The first key question is:
- What would make a curriculum fit to produce graduates who are equipped for life, work and/or further study in a globalized world?
What could be SMART elements distinguishing an international curriculum?
It would be a curriculum that produces the following learning outcomes:
- Check and ensure that the curriculum reflects not only local/national but global state-of-the-art knowledge and understanding in the relevant field/subject/discipline/profession.
- Knowledge of the different perceived realities that exist globally in the relevant field/subject/discipline/profession.
Apart from knowledge, also understanding and ability to adjust activities may be defined.
- Command of modern foreign languages (how many, which ones, what level?)
- Intercultural communication skills (focused on specific cultures or generally, how many cultures, how deeply?)
- ICT competence: if digital literacy is an essential condition for further success, how is it assured? Can the students be relied on to develop it themselves? Is testing sufficient/required? Is training/guidance support necessary?
- Knowledge & understanding & personal position towards global sustainability/responsibility? It is an ethical question to what extend a university chooses to make this part of the required learning outcomes.
If these learning outcomes are defined, the next step is to ensure that the curriculum entails the elements to assure that students can achieve these learning outcomes: demanding skills without any support in the curriculum to achieve them is a recipe for failure.
Assuming that an international/intercultural classroom is an important strategy to achieve an internationalized curriculum with internationalized learning outcome, the second key question should be:
- What would be needed – in addition to the requirements following from the first question – to achieve an international/intercultural classroom?

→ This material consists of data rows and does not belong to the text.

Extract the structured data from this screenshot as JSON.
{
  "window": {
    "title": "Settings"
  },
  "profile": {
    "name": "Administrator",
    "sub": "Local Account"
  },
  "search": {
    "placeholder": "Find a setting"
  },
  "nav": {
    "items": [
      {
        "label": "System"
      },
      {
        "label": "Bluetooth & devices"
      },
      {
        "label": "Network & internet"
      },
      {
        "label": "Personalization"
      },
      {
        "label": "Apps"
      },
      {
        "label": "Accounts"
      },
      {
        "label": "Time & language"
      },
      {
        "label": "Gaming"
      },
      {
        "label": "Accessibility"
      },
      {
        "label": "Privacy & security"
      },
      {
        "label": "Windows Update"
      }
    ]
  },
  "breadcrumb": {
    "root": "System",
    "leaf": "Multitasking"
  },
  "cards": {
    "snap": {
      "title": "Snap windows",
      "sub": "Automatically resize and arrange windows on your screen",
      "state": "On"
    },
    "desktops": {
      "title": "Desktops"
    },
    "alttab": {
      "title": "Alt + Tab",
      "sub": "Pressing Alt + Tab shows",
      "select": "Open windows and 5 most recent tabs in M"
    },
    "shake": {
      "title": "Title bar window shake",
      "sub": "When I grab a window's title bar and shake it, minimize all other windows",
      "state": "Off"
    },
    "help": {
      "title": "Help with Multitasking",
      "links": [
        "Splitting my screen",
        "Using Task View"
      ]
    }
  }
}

- In an international classroom, there is a deliberate use of ‘critical intercultural incidents’ to achieve intercultural learning. Gradual building up of advanced intercultural learning through graduate intensification of the use of ‘critical intercultural incidents’.
- In an international classroom, teachers are aware of the various learning styles that students from different backgrounds may have; teachers are able to a) handle these differences and b) support/guide students to broader the array of learning styles which they command.